Jaclyn W Ellis1, Ming-Huei Chen, Meredith C Foster, Ching-Ti Liu, Martin G Larson, Ian de Boer, Anna Köttgen, Afshin Parsa, Murielle Bochud, Carsten A Böger, Linda Kao, Caroline S Fox, Conall M O'Seaghdha.   

Abstract

Albuminuria and reduced glomerular filtration rate are manifestations of chronic kidney disease (CKD) that predict end-stage renal disease, acute kidney injury, cardiovascular disease and death.
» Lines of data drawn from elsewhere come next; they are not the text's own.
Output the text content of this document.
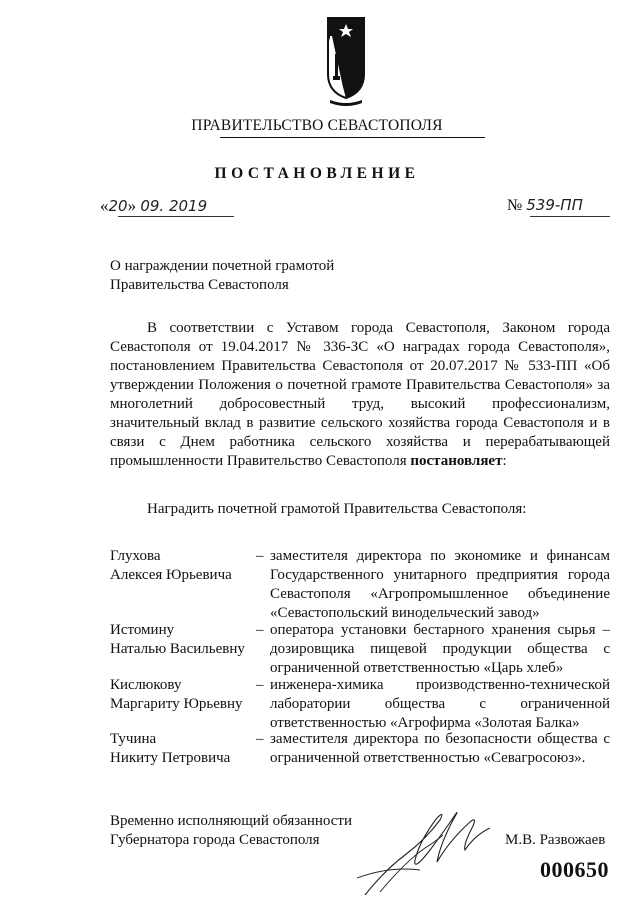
ПРАВИТЕЛЬСТВО СЕВАСТОПОЛЯ
ПОСТАНОВЛЕНИЕ
«20» 09. 2019	№ 539-ПП
О награждении почетной грамотой
Правительства Севастополя

В соответствии с Уставом города Севастополя, Законом города Севастополя от 19.04.2017 № 336-ЗС «О наградах города Севастополя», постановлением Правительства Севастополя от 20.07.2017 № 533-ПП «Об утверждении Положения о почетной грамоте Правительства Севастополя» за многолетний добросовестный труд, высокий профессионализм, значительный вклад в развитие сельского хозяйства города Севастополя и в связи с Днем работника сельского хозяйства и перерабатывающей промышленности Правительство Севастополя постановляет:

Наградить почетной грамотой Правительства Севастополя:
Глухова
Алексея Юрьевича
– заместителя директора по экономике и финансам Государственного унитарного предприятия города Севастополя «Агропромышленное объединение «Севастопольский винодельческий завод»
Истомину
Наталью Васильевну
– оператора установки бестарного хранения сырья – дозировщика пищевой продукции общества с ограниченной ответственностью «Царь хлеб»
Кислюкову
Маргариту Юрьевну
– инженера-химика производственно-технической лаборатории общества с ограниченной ответственностью «Агрофирма «Золотая Балка»
Тучина
Никиту Петровича
– заместителя директора по безопасности общества с ограниченной ответственностью «Севагросоюз».
Временно исполняющий обязанности
Губернатора города Севастополя	М.В. Развожаев
000650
We hypothesized that SNPs identified in association with the estimated glomerular filtration rate (eGFR) would also be associated with albuminuria. Within the CKDGen Consortium cohort (n= 31 580, European ancestry), we tested 16 eGFR-associated SNPs for association with the urinary albumin-to-creatinine ratio (UACR) and albuminuria [UACR >25 mg/g (women); 17 mg/g (men)]. In parallel, within the CARe Renal Consortium (n= 5569, African ancestry), we tested seven eGFR-associated SNPs for association with the UACR. We used a Bonferroni-corrected P-value of 0.003 (0.05/16) in CKDGen and 0.007 (0.05/7) in CARe. We also assessed whether the 16 eGFR SNPs were associated with the UACR in aggregate using a beta-weighted genotype score. In the CKDGen Consortium, the minor A allele of rs17319721 in the SHROOM3 gene, known to be associated with a lower eGFR, was associated with lower ln(UACR) levels (beta = -0.034, P-value = 0.0002). No additional eGFR-associated SNPs met the Bonferroni-corrected P-value threshold of 0.003 for either UACR or albuminuria. In the CARe Renal Consortium, there were no associations between SNPs and UACR with a P< 0.007. Although we found the genotype score to be associated with albuminuria (P= 0.0006), this result was driven almost entirely by the known SHROOM3 variant, rs17319721. Removal of rs17319721 resulted in a P-value 0.03, indicating a weak residual aggregate signal. No alleles, previously demonstrated to be associated with a lower eGFR, were associated with the UACR or albuminuria, suggesting that there may be distinct genetic components for these traits.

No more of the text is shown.